In my bash script I have an external (received from user) string, which I should use in sed pattern.
REPLACE="<funny characters here>"
sed "s/KEYWORD/$REPLACE/g"
How can I escape the $REPLACE
string so it would be safely accepted by sed
as a literal replacement?
NOTE: The KEYWORD
is a dumb substring with no matches etc. It is not supplied by user.
Warning: This does not consider newlines. For a more in-depth answer, see this SO-question instead. (Thanks, Ed Morton & Niklas Peter)
Note that escaping everything is a bad idea. Sed needs many characters to be escaped to get their special meaning. For example, if you escape a digit in the replacement string, it will turn in to a backreference.
As Ben Blank said, there are only three characters that need to be escaped in the replacement string (escapes themselves, forward slash for end of statement and & for replace all):
ESCAPED_REPLACE=$(printf '%s\n' "$REPLACE" | sed -e 's/[\/&]/\\&/g')
# Now you can use ESCAPED_REPLACE in the original sed statement
sed "s/KEYWORD/$ESCAPED_REPLACE/g"
If you ever need to escape the KEYWORD
string, the following is the one you need:
sed -e 's/[]\/$*.^[]/\\&/g'
And can be used by:
KEYWORD="The Keyword You Need";
ESCAPED_KEYWORD=$(printf '%s\n' "$KEYWORD" | sed -e 's/[]\/$*.^[]/\\&/g');
# Now you can use it inside the original sed statement to replace text
sed "s/$ESCAPED_KEYWORD/$ESCAPED_REPLACE/g"
Remember, if you use a character other than /
as delimiter, you need replace the slash in the expressions above wih the character you are using.

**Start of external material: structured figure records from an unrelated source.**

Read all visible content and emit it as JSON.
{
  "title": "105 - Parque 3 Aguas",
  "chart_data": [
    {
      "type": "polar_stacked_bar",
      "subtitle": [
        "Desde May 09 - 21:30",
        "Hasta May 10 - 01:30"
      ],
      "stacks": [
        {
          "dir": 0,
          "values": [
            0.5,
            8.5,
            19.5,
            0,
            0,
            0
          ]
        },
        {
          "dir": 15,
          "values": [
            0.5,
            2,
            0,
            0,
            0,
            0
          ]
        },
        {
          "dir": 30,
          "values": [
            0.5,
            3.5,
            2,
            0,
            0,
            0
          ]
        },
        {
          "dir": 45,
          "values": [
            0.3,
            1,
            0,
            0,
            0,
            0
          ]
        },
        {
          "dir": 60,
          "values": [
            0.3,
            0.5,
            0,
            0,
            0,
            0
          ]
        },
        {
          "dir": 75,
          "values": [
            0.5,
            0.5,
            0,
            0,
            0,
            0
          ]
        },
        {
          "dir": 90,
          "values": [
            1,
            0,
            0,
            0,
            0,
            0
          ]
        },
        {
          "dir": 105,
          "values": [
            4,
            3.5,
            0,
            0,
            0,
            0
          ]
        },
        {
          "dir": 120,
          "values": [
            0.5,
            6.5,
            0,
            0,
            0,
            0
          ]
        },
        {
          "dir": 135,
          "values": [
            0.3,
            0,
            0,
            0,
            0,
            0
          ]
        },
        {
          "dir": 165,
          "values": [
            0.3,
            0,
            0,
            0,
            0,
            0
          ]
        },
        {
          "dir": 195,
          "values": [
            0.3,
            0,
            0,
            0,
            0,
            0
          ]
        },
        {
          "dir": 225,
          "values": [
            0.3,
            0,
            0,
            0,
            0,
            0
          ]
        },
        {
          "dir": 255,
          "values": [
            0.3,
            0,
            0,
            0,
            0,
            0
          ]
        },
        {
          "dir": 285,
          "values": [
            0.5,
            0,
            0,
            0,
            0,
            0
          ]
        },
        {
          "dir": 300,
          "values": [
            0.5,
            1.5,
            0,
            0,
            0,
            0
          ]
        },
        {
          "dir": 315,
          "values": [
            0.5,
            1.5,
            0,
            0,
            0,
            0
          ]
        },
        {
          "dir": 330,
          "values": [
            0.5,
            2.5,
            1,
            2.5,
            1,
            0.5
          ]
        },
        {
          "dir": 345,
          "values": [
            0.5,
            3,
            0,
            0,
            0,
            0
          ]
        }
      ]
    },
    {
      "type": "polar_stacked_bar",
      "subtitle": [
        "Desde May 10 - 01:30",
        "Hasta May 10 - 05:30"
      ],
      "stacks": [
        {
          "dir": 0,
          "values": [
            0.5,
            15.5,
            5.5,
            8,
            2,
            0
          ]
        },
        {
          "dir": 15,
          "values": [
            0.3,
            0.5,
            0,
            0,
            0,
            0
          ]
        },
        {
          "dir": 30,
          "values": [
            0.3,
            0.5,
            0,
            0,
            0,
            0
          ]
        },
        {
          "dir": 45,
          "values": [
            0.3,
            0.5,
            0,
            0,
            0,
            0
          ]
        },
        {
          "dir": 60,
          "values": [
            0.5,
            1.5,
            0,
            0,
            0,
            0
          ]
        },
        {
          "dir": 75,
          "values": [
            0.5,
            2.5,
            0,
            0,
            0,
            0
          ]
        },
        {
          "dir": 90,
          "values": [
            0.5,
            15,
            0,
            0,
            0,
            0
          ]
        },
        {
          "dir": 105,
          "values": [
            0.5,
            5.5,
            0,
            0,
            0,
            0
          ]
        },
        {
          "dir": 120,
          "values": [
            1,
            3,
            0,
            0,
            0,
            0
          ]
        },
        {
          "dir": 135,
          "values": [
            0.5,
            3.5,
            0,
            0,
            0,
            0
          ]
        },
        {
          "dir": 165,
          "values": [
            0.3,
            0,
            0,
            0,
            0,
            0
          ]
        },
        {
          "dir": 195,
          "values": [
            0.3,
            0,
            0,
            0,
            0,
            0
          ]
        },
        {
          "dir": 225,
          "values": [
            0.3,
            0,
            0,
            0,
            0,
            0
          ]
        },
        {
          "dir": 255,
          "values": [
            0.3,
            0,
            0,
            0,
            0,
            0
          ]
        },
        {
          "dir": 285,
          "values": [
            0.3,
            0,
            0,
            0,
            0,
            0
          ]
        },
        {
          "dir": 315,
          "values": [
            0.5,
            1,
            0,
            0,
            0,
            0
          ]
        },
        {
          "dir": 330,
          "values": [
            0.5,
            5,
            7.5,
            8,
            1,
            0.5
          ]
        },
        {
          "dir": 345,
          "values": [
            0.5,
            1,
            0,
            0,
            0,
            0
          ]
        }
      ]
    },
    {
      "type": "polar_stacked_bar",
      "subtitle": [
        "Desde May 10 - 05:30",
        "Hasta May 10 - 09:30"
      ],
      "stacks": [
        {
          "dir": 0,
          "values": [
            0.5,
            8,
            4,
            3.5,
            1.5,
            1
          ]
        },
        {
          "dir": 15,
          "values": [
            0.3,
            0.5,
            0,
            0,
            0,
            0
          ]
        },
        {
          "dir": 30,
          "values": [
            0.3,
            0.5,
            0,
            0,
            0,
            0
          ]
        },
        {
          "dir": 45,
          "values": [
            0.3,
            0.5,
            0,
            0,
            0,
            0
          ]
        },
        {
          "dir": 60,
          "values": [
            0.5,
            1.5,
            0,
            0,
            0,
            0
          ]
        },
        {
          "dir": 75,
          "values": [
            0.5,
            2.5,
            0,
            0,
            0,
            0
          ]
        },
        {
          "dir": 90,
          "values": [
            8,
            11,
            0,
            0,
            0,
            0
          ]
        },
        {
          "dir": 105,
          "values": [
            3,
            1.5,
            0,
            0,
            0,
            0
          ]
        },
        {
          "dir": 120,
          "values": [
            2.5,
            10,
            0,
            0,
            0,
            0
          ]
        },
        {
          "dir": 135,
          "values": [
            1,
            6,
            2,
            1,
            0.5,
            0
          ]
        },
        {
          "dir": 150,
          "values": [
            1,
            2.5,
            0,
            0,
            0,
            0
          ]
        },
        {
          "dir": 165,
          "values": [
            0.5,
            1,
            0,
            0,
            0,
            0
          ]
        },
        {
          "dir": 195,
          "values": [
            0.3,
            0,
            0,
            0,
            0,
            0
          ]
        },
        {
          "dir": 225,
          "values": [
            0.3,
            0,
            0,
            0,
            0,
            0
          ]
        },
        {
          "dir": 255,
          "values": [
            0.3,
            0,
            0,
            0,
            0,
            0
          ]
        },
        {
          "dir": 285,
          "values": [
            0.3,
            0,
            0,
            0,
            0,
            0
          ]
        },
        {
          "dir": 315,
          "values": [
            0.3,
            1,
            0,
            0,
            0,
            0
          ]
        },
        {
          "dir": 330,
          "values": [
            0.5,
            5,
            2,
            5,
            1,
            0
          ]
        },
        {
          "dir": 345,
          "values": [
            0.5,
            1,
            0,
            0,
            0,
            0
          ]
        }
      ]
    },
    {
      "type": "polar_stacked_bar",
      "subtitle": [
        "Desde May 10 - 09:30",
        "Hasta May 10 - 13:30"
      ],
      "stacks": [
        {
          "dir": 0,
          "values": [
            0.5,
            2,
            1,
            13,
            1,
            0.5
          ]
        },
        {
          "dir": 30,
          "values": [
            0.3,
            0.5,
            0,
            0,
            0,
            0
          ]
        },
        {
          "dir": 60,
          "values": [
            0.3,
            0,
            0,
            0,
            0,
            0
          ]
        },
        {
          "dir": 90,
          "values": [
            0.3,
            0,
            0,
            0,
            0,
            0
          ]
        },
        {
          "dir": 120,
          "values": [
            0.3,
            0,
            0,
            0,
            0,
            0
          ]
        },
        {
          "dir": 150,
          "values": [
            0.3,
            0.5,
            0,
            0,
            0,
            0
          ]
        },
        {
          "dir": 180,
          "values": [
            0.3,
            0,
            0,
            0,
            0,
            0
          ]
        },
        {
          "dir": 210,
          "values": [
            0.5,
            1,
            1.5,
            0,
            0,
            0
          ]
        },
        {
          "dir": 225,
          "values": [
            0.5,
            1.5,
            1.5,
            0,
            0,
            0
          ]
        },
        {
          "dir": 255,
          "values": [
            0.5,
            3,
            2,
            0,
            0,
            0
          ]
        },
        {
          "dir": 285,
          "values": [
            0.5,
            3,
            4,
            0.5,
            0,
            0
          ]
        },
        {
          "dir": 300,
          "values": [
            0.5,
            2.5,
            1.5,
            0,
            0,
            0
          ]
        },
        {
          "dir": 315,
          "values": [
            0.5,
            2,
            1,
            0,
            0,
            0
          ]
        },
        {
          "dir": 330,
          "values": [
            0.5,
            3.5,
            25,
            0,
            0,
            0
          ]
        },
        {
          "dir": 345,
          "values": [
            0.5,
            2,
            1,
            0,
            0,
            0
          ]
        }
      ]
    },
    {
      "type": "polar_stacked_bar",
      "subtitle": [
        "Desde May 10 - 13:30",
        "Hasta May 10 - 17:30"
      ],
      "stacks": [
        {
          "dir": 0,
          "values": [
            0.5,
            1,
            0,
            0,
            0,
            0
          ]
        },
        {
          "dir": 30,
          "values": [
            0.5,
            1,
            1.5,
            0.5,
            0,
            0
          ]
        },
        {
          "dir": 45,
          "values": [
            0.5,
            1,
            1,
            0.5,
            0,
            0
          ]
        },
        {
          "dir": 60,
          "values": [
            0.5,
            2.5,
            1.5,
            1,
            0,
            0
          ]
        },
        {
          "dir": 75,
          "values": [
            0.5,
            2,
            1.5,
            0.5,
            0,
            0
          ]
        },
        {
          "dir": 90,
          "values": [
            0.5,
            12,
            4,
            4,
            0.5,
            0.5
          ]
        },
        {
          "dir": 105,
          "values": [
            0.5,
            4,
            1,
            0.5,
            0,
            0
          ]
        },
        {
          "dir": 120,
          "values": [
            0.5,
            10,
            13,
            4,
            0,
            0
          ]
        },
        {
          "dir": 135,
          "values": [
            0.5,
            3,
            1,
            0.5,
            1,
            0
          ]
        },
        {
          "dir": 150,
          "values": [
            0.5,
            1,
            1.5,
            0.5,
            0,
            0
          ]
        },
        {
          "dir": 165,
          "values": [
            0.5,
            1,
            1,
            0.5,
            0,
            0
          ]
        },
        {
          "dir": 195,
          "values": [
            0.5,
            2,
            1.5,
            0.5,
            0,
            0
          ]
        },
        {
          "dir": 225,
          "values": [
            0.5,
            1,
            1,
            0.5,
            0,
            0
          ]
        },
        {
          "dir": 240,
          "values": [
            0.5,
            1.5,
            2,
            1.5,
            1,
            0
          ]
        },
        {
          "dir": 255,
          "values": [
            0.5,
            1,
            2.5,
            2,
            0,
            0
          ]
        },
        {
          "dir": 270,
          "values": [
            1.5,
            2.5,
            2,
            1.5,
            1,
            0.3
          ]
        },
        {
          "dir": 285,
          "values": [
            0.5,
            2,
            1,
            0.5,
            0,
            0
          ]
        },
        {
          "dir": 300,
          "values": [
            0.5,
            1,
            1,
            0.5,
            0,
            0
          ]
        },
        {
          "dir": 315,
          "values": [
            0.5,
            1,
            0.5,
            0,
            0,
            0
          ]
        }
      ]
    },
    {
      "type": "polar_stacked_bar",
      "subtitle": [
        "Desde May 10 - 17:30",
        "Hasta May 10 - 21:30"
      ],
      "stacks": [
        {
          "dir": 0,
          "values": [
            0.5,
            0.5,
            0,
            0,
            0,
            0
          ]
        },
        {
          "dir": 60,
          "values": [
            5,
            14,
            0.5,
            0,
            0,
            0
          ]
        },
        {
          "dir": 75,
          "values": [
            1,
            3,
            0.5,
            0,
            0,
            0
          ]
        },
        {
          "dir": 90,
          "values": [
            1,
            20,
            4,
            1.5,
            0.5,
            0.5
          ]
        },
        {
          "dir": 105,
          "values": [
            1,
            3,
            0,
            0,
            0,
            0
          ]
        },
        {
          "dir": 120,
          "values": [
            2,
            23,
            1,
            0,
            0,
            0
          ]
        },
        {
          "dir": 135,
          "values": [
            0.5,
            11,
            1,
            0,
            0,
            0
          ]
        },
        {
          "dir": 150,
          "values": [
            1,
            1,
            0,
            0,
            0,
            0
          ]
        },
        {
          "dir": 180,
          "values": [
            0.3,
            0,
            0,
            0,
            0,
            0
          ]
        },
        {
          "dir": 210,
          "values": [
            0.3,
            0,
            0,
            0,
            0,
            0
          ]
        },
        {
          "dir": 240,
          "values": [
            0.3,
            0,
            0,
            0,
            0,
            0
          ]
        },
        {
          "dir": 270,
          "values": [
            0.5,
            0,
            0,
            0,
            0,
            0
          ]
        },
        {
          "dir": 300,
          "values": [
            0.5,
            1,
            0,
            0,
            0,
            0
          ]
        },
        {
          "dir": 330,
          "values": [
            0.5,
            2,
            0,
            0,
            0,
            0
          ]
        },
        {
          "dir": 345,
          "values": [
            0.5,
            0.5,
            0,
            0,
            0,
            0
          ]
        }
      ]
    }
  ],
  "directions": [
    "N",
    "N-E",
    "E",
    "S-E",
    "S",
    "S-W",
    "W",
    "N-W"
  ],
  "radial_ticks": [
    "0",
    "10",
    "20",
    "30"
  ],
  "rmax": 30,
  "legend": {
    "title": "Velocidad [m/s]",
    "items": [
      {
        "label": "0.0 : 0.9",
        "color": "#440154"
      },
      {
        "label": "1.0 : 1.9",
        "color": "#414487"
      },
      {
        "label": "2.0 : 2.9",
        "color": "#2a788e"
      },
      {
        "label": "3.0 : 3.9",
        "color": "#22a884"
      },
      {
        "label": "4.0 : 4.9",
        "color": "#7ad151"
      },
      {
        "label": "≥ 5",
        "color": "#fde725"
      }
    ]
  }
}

See PeterJCLaw's comment for explanation.
Edited: Due to some corner cases previously not accounted for, the commands above have changed several times. Check the edit history for details.
It's worth noting that you can avoid having to escape the forward slashes by not using them as the delimiters. Most (all?) versions of sed allow you to use any character, so long as it fits the pattern: $ echo 'foo/bar' | sed s_/_:_ # foo:bar
sed -e 's/(\/\|\\\|&)/\\&/g' didn't work for me on OSX but this does: sed 's/([\\\/&])/\\&/g' and it's slightly shorter.
For the search-pattern
KEYWORD
, in GNU sed, here are 2 more chars^
,$
not mentioned above:s/[]\/$*.^|[]/\\&/g
@Jesse: Fixed. In fact, that is the mistake I warn against in the very first paragraph. I guess I don't practice what I preach.
@NeronLeVelu: I'm not sure I know what you mean, but " has no special meaning in pipes or variables. It is parsed by the shell before running the result, so double quotes inside variables are safe. For example, try running
A='foo"bar' echo $A | sed s/$A/baz/
in bash. The double quotes are treated just like the 'foo' and 'bar' around it.